Hi Ryan,

it's not a file I put into SVN that causes the problem - it seems that SVN 
attached a kind of time stamp for one of its book keeping files in the .svn 
folder.

So I cannot use your solution.

Best regards
Mark.

-------- Original-Nachricht --------
> Datum: Tue, 23 Mar 2010 06:46:52 -0500
> Von: Ryan Schmidt <subversion-20...@ryandesign.com>
> An: Markus Fried <markus_fr...@gmx.net>
> CC: users@subversion.apache.org
> Betreff: Re: SVN and NTFS - illegal character \':\' in filename

> On Mar 23, 2010, at 05:14, Markus Fried wrote:
> 
> > I'm using SVN (client side) on a Win7 64bit box with NTFS. I've got an
> issue when SVN tried to create a (SVN-system-file) named "locations-fit
> (10.08.09 09:52).js.svn-base". 
> > 
> > On NTFS a ':' marks an "alternate data stream", so a "svn update"
> produces an file system error.
> > 
> > Is there a way to tell SVN not to use such file names?
> 
> You can write a pre-commit hook preventing the commit of files whose names
> contain forbidden characters.
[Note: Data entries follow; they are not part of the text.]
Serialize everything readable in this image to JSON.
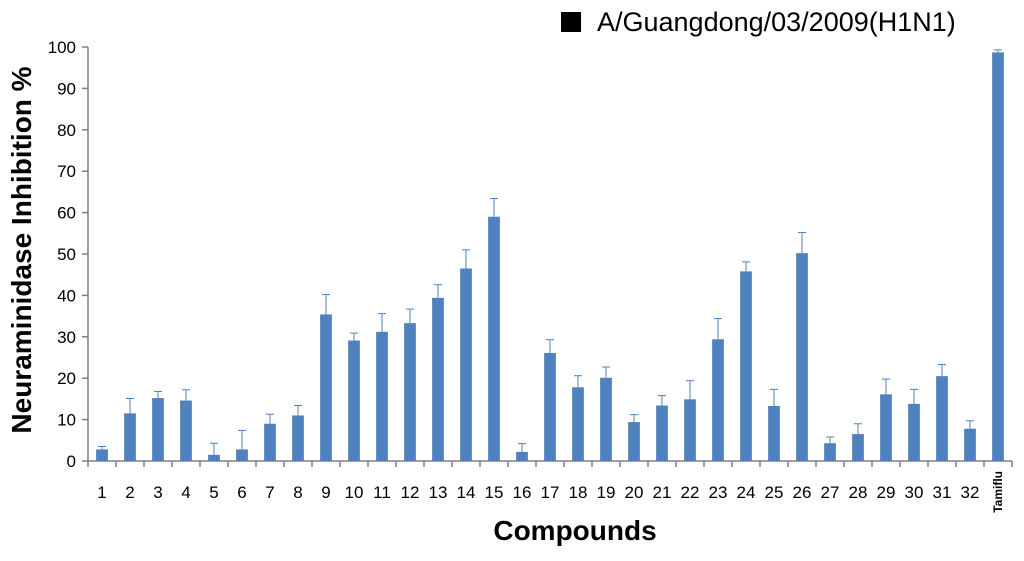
{
  "chart_data": {
    "type": "bar",
    "legend": {
      "label": "A/Guangdong/03/2009(H1N1)",
      "placement": "top-right"
    },
    "ylabel": "Neuraminidase Inhibition %",
    "xlabel": "Compounds",
    "ylim": [
      0,
      100
    ],
    "yticks": [
      "0",
      "10",
      "20",
      "30",
      "40",
      "50",
      "60",
      "70",
      "80",
      "90",
      "100"
    ],
    "grid": false,
    "bar_color": "#4F81BD",
    "error_color": "#4F81BD",
    "categories": [
      "1",
      "2",
      "3",
      "4",
      "5",
      "6",
      "7",
      "8",
      "9",
      "10",
      "11",
      "12",
      "13",
      "14",
      "15",
      "16",
      "17",
      "18",
      "19",
      "20",
      "21",
      "22",
      "23",
      "24",
      "25",
      "26",
      "27",
      "28",
      "29",
      "30",
      "31",
      "32",
      "Tamiflu"
    ],
    "series": [
      {
        "name": "A/Guangdong/03/2009(H1N1)",
        "values": [
          2.8,
          11.5,
          15.2,
          14.6,
          1.5,
          2.8,
          9.0,
          11.0,
          35.4,
          29.1,
          31.2,
          33.3,
          39.4,
          46.5,
          59.0,
          2.2,
          26.1,
          17.8,
          20.1,
          9.4,
          13.4,
          14.9,
          29.4,
          45.8,
          13.3,
          50.2,
          4.3,
          6.5,
          16.1,
          13.8,
          20.5,
          7.8,
          98.7
        ],
        "errors": [
          0.7,
          3.6,
          1.6,
          2.6,
          2.8,
          4.6,
          2.3,
          2.4,
          4.8,
          1.8,
          4.4,
          3.4,
          3.2,
          4.5,
          4.4,
          2.0,
          3.2,
          2.8,
          2.6,
          1.8,
          2.4,
          4.5,
          5.0,
          2.3,
          4.0,
          5.0,
          1.5,
          2.5,
          3.7,
          3.5,
          2.8,
          1.9,
          0.6
        ]
      }
    ]
  }
}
There's a whole list of characters and
> filenames that Windows doesn't like that it would be useful to prevent the
> commit of. I'm not sure if anybody has written such a script yet.
> 
> After you put such a hook script in place, you may also still need to look
> at all the files already in your repository and see if any of them violate
> the naming restrictions, and rename them if they do.